Além das investigações que tramitam no STF contra políticos, há também as apurações relacionadas aos ataques do 8 de janeiro, incluindo as autoridades suspeitas de omissão, como o ex-ministro da Justiça Anderson Torres.
Como mostrou a Folha de S.Paulo, a PGR avalia ter elementos para denunciar Bolsonaro por incitação ao crime em decorrência dos ataques golpistas às sedes dos três Poderes.
Faltava uma prova que a Meta, dona do Facebook, afirmou não ter mais disponível. Trata-se de um vídeo produzido por terceiro -e publicado por Bolsonaro em seu perfil dois dias após os atos- em que o autor questionava a lisura das urnas eletrônicas. O ex-presidente apagou o conteúdo pouco depois. A Procuradoria afirmou nesta semana que recuperou o material.
Coordenador do grupo criado por Aras para identificar e responsabilizar os responsáveis pela invasão e depredação às sedes dos três Poderes, Carlos Frederico Santos pediu seu desligamento da função. Gonet agora avalia não delegar essa função a um subordinado para concentrar esses procedimentos criminais em seu gabinete.

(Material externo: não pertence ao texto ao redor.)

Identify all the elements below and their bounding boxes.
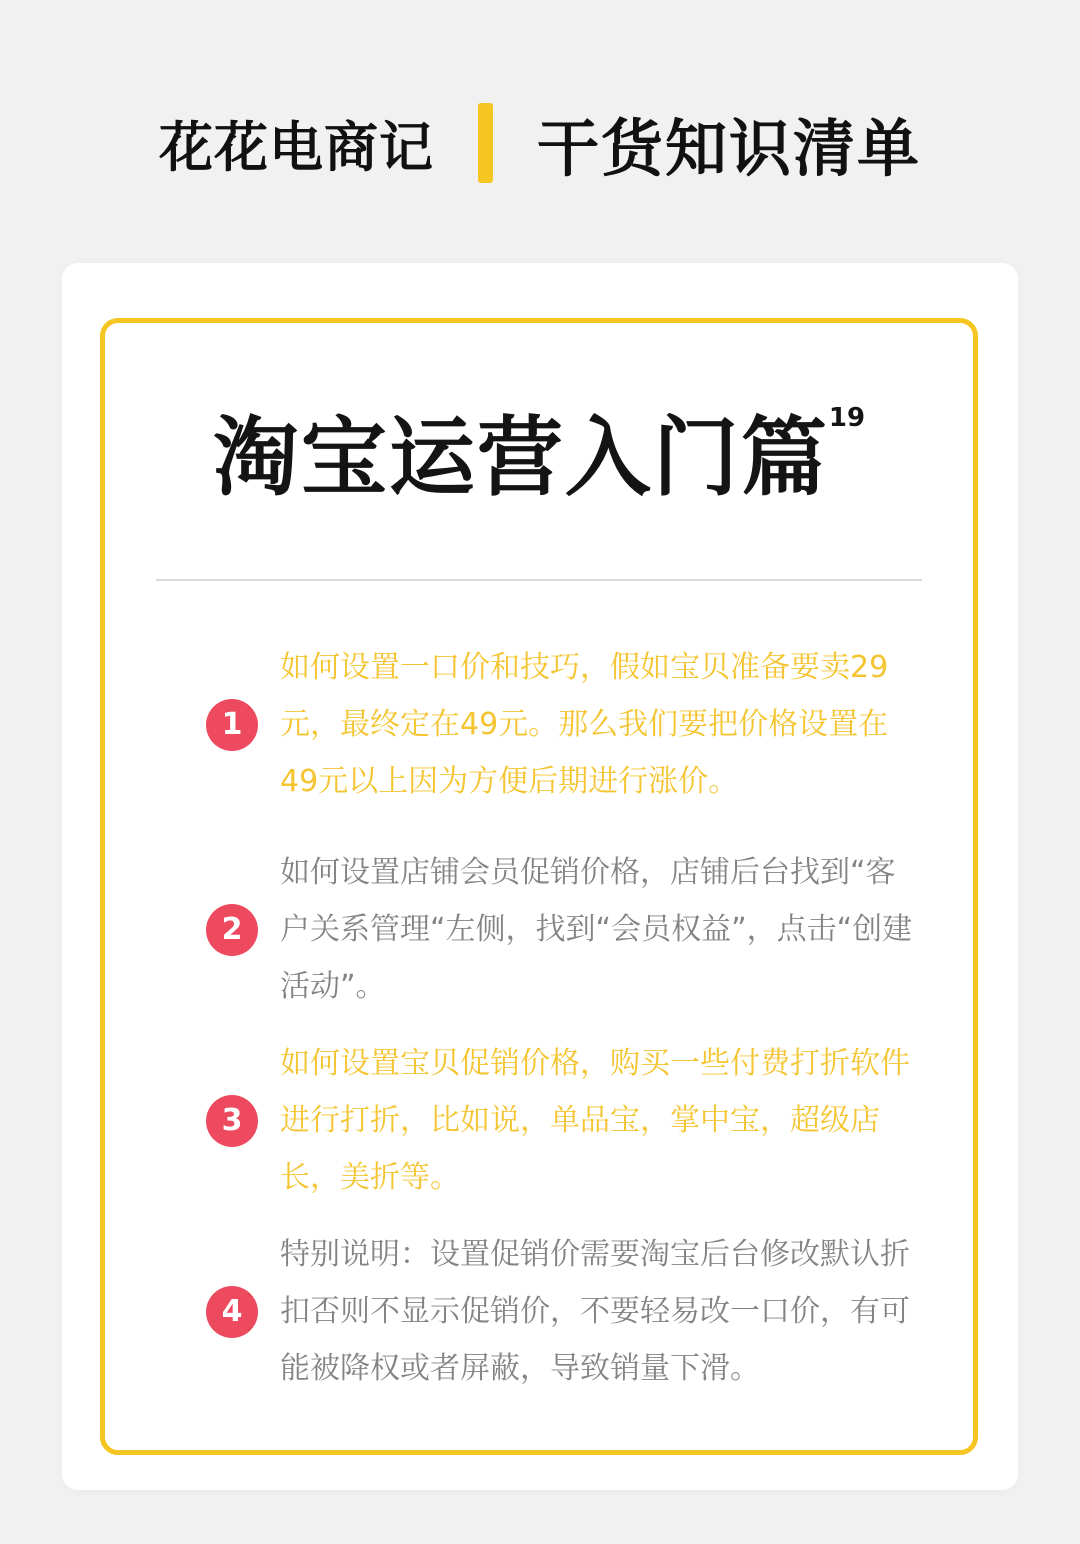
checklist-item (105, 639, 973, 810)
title-divider (156, 579, 922, 581)
header-title: 干货知识清单 (536, 111, 921, 185)
checklist-item (105, 1035, 973, 1206)
item-text: 如何设置宝贝促销价格，购买一些付费打折软件进行打折，比如说，单品宝，掌中宝，超级店长，美折等。 (280, 1046, 910, 1195)
yellow-frame (100, 318, 978, 1455)
checklist-item (105, 1226, 973, 1397)
item-text: 如何设置一口价和技巧，假如宝贝准备要卖29元，最终定在49元。那么我们要把价格设置在49元以上因为方便后期进行涨价。 (280, 650, 889, 799)
item-text: 如何设置店铺会员促销价格，店铺后台找到“客户关系管理“左侧，找到“会员权益”，点击“创建活动”。 (280, 855, 913, 1004)
header (0, 0, 1080, 286)
doc-title (105, 403, 973, 508)
checklist-item (105, 844, 973, 1015)
item-number-badge: 2 (206, 904, 258, 956)
item-number-badge: 3 (206, 1095, 258, 1147)
content-card (62, 263, 1018, 1490)
brand-text: 花花电商记 (158, 115, 434, 179)
checklist (105, 639, 973, 1397)
doc-title-superscript: 19 (828, 403, 866, 433)
doc-title-text: 淘宝运营入门篇 (212, 408, 829, 508)
header-separator-bar (478, 103, 493, 183)
item-number-badge: 1 (206, 699, 258, 751)
item-text: 特别说明：设置促销价需要淘宝后台修改默认折扣否则不显示促销价，不要轻易改一口价，有可能被降权或者屏蔽，导致销量下滑。 (280, 1237, 910, 1386)
item-number-badge: 4 (206, 1286, 258, 1338)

As apurações que correm no STF sobre o 8 de janeiro estão sob a relatoria do ministro Alexandre de Moraes, um dos fiadores do nome de Gonet.
Na semana passada, os dois trocaram elogios em sessão do TSE (Tribunal Superior Eleitoral). O novo chefe do MPF afirmou que a atuação do magistrado servirá de guia para a condução do órgão que chefiará pelos próximos dois anos.
“Se eu tenho uma boa experiência para me servir de guia na Procuradoria-Geral da República, eu recebi essa experiência daqui, da Justiça Eleitoral, especialmente de vossa excelência, ministro-presidente [Moraes]”, afirmou Gonet em sessão do TSE.
Na seara administrativa, Gonet decidiu manter Eliane Torelly à frente da Secretaria-Geral da União. Ela já desempenhava a função na gestão Aras, o que sinaliza que a nova cúpula pretende dar continuidade à gestão interna.
Criticado por seus pares, inclusive com manifestações públicas, por abdicar do papel de investigar as autoridades, o ex-procurador-geral agradou internamente ao abrir espaço no orçamento da instituição para pagar adicionais devidos à categoria, inclusive durante a pandemia.
A gestão Aras ampliou a despesa com o pagamento de verbas indenizatórias, como mostrou a Folha de S.Paulo. São penduricalhos não sujeitos a teto constitucional.
Foram quase três meses entre o término do mandato de Aras, concluído no final de setembro, e a posse de Gonet, no início da semana. No período, a PGR foi conduzida por Elizeta Ramos, que assumiu o posto por ser vice-presidente do Conselho Superior do MPF.